Rimer’s two methods, voluntary or involuntary, have precedents since the last time American wealth accumulation reached this level. In 1889, at the height of the First Gilded Age, Andrew Carnegie published an essay saying that a rich man should treat his wealth as a trust to be distributed for the benefit of society during his lifetime, calling it a shame to die rich. That essay, “The Gospel of Wealth,” was the first document of modern generosity and the wise ancestor of the Giving Pledge.
However, it didn’t last long. By the mid-1930s, Louisiana Senator Huey Long had built the country on a plan called Share Our Wealth, which called for higher taxes on the rich to fund a guaranteed income for every American. Worried about losing labor support to Long, Franklin Roosevelt passed what the press called a “rich tax,” raising the top income tax rate to 79%. It was redistributed below what was long sought, but it remains the clearest example in American history of politically forced redistribution to the point where voluntary giving failed to adequately address the structure of oppression beneath it.
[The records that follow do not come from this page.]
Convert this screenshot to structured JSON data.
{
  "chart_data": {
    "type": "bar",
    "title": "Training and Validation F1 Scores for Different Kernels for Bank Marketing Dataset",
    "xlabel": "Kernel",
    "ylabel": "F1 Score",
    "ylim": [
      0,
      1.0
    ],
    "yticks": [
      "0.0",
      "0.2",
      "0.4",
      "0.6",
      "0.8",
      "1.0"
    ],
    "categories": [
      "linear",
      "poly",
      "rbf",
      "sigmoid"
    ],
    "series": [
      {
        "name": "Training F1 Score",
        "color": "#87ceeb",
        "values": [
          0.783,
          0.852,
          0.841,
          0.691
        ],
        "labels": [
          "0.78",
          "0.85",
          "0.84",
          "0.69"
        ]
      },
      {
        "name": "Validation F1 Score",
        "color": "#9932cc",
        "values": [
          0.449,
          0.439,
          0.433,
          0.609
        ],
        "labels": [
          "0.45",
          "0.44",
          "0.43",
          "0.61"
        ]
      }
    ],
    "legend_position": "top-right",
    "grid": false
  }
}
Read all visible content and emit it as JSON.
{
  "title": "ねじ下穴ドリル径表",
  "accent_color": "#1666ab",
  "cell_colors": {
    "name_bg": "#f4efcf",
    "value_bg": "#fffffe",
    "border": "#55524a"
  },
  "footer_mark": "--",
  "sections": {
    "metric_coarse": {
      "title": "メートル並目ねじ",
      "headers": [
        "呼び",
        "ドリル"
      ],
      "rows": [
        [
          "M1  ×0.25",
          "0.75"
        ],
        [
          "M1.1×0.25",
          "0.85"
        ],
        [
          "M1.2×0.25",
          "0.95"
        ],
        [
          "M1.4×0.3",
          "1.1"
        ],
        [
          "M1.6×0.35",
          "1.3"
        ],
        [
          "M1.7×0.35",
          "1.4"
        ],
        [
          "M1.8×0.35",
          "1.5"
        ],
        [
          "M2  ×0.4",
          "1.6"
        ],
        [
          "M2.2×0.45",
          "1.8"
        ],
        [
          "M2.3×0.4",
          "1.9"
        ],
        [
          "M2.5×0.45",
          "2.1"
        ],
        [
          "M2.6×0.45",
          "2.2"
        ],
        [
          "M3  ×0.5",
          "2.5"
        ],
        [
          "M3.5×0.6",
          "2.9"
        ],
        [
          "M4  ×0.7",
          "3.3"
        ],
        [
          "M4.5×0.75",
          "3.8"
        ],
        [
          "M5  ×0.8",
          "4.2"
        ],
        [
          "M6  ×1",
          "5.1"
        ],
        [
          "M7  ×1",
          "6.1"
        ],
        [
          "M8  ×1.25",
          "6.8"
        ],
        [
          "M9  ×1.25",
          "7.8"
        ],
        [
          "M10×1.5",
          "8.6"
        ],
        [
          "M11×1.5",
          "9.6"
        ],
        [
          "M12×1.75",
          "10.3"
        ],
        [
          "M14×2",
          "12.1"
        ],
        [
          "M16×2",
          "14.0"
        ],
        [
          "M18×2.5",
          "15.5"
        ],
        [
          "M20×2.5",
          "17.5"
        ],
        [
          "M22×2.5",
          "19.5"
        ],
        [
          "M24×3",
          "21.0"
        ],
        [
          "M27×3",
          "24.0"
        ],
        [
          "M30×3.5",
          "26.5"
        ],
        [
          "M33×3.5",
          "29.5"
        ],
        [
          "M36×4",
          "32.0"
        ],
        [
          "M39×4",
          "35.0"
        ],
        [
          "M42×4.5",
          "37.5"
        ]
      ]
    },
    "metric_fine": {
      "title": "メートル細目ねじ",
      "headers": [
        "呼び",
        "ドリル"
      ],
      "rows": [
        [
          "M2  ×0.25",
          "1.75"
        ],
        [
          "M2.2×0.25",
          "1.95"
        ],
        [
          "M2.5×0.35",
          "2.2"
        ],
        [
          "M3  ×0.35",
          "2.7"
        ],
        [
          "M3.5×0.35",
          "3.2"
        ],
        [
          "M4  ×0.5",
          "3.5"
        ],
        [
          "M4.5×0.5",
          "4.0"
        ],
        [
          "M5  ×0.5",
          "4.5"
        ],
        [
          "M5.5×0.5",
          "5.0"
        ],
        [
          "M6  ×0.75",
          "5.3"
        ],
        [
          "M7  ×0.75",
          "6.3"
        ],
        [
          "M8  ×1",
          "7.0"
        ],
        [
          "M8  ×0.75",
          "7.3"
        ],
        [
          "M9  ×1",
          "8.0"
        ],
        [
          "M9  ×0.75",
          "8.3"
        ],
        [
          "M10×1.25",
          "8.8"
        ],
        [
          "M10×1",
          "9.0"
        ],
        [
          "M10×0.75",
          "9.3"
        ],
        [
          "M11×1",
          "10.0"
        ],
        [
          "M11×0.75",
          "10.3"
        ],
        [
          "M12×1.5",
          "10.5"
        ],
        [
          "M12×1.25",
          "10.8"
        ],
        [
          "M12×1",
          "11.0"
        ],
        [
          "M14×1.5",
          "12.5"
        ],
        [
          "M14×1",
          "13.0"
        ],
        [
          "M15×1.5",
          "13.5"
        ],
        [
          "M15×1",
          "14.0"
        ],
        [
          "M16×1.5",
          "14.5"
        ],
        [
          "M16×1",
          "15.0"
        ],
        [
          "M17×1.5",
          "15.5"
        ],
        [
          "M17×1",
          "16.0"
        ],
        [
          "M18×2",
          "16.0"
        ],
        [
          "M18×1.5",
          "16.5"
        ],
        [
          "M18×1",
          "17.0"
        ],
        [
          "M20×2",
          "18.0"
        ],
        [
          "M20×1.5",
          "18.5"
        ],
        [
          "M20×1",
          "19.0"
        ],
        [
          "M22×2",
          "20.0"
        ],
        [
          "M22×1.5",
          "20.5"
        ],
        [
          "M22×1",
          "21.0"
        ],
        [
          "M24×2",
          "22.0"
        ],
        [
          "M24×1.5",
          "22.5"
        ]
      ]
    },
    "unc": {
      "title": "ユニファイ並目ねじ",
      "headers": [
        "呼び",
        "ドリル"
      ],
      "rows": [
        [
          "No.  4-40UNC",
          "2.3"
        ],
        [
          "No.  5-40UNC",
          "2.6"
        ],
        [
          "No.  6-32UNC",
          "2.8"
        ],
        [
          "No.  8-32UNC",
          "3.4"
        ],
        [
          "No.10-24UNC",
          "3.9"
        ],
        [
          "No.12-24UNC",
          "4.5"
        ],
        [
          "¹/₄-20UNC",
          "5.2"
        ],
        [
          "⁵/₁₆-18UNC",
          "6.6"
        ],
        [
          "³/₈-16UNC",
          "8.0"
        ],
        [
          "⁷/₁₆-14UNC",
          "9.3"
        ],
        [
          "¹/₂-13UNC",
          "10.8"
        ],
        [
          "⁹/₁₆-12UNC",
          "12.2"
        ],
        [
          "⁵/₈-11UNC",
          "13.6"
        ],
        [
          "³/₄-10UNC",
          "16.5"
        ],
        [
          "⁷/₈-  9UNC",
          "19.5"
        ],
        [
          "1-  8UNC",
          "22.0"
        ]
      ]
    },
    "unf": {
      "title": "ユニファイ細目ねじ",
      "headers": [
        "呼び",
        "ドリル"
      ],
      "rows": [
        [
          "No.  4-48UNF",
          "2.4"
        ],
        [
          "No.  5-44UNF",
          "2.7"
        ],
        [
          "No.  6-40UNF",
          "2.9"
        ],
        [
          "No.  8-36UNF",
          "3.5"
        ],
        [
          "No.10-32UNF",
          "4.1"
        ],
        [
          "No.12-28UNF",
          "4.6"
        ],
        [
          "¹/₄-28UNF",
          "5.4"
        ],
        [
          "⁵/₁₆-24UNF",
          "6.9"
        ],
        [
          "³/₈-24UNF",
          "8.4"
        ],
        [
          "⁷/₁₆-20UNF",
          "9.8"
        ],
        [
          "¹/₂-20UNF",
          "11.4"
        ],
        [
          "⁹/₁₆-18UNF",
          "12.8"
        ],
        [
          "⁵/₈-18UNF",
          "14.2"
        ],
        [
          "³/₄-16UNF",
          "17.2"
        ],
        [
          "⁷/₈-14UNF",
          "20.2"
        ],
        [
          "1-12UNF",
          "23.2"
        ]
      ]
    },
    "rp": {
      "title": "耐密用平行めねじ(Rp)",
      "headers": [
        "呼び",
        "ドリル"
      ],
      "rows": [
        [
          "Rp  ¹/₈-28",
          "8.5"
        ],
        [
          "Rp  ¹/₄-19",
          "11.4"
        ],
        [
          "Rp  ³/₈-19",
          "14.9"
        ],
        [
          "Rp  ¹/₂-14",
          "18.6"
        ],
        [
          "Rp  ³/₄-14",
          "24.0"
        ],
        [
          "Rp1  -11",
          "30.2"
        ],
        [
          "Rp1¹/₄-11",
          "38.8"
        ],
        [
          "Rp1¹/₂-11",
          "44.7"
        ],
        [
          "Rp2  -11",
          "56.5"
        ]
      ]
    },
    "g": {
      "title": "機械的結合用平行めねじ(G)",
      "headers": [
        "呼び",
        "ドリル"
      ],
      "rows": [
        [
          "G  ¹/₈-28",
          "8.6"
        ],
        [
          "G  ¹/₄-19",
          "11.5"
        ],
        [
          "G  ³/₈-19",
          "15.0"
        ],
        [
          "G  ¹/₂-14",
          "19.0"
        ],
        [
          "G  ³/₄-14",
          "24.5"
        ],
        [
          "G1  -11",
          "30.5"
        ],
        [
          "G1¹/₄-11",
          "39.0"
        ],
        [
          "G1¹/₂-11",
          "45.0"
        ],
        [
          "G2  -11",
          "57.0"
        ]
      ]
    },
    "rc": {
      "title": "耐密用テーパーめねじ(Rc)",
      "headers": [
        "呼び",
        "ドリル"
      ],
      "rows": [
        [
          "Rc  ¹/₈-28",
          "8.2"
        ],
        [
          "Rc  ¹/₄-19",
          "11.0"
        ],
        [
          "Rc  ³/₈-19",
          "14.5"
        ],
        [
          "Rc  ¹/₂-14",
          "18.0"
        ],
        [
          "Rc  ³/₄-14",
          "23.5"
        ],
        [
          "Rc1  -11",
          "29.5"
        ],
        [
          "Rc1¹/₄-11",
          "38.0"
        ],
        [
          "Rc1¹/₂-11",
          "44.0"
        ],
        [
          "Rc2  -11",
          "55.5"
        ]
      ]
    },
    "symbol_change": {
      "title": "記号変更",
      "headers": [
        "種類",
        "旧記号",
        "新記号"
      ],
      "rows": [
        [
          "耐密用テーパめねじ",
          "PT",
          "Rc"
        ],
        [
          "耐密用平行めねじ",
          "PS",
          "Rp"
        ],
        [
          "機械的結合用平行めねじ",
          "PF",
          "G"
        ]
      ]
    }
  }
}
None of this is news to Rimer, who has spent his career in technology. What is most puzzling him is the “ethic center of technology companies,” an interest he pursued as a student at Stanford in 1984, when Apple released the first Macintosh for students and Steve Jobs and the other Apple founders were, in his words, “heroes” to build something he felt was good for the world.
What worries him now, he said, is hearing his children talk about certain technology companies the way an earlier generation talked about defense contractors or tobacco manufacturers.
Critics may note that Rimer — as an investor in Anthropic and other tech companies — is a direct beneficiary of the windfall he says will eventually need to be distributed. But he prefers to see his fellow beneficiaries choose to return some of the money rather than have it taken from them. There’s an easy way to do this and a hard one, and Rimer is betting on people choosing the easy way before history chooses it for them.